Nobody really knows what will come out of the current confusion in Syria. It could be years of struggle between rival Islamist and secular groups. Or a smooth, or bumpy, transition to a Western-style democracy. Or some kind of moderate, Turkish-style Muslim Brotherhood rule.

Outside powers will try to tug or coax the country in one direction or another. There could be chaos, or stability.

All of that will matter hugely to Syrians on the ground. But strategically, it doesn’t much matter: the seismic change is already there. Things will never be the same.

When I arrived in Beirut very nearly 50 years ago, Syria was like a huge, impregnable castle, ruled with an iron fist by Hafez al-Assad. He relied on a raft of competing Mukhabarat intelligence agencies, each more ruthless than the next, and backed by a powerful military.

In 1980, he did the unthinkable. He stretched a hand out to revolutionary, non-Arab Iran and struck an alliance with Tehran in its eight-year war with Arab Iraq, because they both hated their mutual neighbour Saddam Hussein.

For decades that Tehran-Damascus axis was the only fixed element in the region’s shifting political sands. It was crucial to the creation of Hezbollah to hit back at Israel and the U.S. after the invasion of Lebanon and siege of Beirut in 1982.

When the Syrian castle began to crack after 2011 and Hafez’s son Bashar was in imminent danger, it was Iran and Hezbollah – and the Russians – who sprang to his rescue.

It worked for a while, up to a point. But ultimately the axis failed. After Gaza, Hezbollah was decapitated and filleted by the Israelis in Lebanon, Iran cowed and isolated, while Russia was being bled white in Ukraine. It only needed a kick from the rebels to bring Assad’s flimsy cardboard citadel tumbling down.

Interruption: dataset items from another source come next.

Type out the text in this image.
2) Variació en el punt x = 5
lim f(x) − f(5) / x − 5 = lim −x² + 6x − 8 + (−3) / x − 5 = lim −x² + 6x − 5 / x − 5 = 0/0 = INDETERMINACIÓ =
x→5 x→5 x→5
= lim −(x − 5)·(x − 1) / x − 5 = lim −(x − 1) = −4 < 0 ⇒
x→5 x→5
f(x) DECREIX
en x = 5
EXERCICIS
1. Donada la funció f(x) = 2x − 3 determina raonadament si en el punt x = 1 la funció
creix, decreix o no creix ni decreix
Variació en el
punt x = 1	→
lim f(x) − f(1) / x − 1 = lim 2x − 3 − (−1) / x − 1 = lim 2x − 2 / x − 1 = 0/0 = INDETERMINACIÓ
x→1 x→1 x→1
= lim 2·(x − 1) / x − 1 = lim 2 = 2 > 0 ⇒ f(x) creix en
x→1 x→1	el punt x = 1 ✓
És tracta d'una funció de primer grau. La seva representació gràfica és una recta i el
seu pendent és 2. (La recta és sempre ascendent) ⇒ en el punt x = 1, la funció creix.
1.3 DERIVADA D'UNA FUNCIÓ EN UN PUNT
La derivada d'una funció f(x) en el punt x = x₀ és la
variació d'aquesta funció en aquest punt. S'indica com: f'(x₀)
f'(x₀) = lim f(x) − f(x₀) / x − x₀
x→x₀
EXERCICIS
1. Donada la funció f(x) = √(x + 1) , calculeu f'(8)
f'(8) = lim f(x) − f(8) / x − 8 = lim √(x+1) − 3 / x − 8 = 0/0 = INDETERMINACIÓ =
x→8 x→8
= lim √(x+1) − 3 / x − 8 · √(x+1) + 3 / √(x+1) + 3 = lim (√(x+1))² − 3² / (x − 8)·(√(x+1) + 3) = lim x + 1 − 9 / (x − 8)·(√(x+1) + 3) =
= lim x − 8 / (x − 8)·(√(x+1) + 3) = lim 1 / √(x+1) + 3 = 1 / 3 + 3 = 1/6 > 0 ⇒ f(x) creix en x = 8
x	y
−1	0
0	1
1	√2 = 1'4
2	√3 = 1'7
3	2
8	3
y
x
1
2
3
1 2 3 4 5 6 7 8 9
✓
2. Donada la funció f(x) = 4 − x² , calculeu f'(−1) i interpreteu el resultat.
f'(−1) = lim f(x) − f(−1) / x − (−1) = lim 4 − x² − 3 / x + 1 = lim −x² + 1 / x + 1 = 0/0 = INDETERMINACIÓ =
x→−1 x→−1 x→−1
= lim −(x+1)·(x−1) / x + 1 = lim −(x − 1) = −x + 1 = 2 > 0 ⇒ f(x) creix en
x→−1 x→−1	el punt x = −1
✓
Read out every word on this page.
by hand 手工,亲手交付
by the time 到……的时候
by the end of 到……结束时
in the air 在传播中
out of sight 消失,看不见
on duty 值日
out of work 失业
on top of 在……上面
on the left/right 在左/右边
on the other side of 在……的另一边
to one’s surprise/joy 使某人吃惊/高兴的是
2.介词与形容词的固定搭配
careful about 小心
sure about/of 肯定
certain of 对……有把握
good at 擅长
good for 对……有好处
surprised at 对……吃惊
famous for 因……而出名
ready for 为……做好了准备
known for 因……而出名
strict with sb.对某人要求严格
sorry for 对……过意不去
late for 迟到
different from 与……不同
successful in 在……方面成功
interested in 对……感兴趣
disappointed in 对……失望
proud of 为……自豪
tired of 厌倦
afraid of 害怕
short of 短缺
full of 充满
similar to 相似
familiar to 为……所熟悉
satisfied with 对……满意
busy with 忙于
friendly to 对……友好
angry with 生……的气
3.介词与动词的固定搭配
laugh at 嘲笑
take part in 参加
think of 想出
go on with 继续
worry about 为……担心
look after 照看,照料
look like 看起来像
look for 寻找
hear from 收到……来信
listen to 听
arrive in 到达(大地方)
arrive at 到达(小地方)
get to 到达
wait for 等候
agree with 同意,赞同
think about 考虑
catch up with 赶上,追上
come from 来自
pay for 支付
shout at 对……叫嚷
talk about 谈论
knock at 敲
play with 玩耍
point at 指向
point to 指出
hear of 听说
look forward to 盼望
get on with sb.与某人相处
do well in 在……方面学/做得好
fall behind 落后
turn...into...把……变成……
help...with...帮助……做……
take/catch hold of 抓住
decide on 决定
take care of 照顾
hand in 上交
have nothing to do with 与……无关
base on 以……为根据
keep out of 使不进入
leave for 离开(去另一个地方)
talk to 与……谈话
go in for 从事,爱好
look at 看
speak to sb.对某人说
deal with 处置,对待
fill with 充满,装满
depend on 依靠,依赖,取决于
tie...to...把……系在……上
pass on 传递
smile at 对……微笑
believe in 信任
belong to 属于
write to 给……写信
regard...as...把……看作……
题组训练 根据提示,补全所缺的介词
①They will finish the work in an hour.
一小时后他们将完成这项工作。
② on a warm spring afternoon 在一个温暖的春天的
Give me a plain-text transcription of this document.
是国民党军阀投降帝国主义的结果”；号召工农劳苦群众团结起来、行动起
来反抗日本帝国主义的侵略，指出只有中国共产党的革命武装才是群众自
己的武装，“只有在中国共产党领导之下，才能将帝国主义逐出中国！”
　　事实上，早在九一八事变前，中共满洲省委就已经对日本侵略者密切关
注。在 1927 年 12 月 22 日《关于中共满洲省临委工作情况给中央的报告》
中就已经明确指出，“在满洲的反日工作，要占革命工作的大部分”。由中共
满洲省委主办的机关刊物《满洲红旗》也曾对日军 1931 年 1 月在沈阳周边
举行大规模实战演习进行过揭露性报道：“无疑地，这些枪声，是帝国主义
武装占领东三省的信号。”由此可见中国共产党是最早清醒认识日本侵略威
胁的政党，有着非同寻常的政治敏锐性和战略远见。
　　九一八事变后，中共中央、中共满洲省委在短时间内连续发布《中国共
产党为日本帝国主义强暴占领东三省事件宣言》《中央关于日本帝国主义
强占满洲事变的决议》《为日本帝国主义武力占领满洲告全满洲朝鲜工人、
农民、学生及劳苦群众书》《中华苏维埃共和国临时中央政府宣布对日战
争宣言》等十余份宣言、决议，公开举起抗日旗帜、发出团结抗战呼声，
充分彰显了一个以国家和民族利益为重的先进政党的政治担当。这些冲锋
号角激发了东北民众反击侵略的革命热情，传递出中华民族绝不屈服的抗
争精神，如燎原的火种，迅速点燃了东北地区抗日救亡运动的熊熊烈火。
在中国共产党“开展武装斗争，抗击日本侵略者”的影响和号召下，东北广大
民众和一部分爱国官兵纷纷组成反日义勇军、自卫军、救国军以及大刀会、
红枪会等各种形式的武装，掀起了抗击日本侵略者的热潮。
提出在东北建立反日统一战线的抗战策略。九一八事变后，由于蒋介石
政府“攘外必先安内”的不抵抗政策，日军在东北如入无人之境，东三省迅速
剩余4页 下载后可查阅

Now the Israelis are systematically destroying any chance that Syria will again be a military power. Its navy, air force and any serious military assets have been taken out by the most intensive airstrikes Israel has ever mounted. Syria is thoroughly defanged.

And so Syria, the dawlat al-mumana’a – the State of Resistance, or defiance of Israel – is forever gone. Even if that resistance was largely fictional. Also broken is the Axis of Resistance that linked Tehran, Baghdad, Damascus and Hezbollah in Lebanon, as well as distant Yemen, in a ‘Shia Crescent’ made possible because the US-led invasion of Iraq in 2003 removed the major obstacle to its formation – Saddam Hussein.

Iran will no longer be able to pump arms and money through Syria to Hezbollah, which survives in Lebanon as a shadow of its former self.

“This collapse is the direct result of our forceful action against Hezbollah and Iran, Assad’s main supporters,” crowed Israeli PM Netanyahu. With full U.S. support for this restructuring of the region’s architecture (with probably more to come when Trump is back in the White House), the Israelis roam the skies unchallenged. Only Iran and Yemen remain. And for how long?

While most Syrians celebrate the demise of the hated, bloodstained dictator, the Palestinians are left even more alone, at the mercy of the region’s masters, and their American enabler, as never before.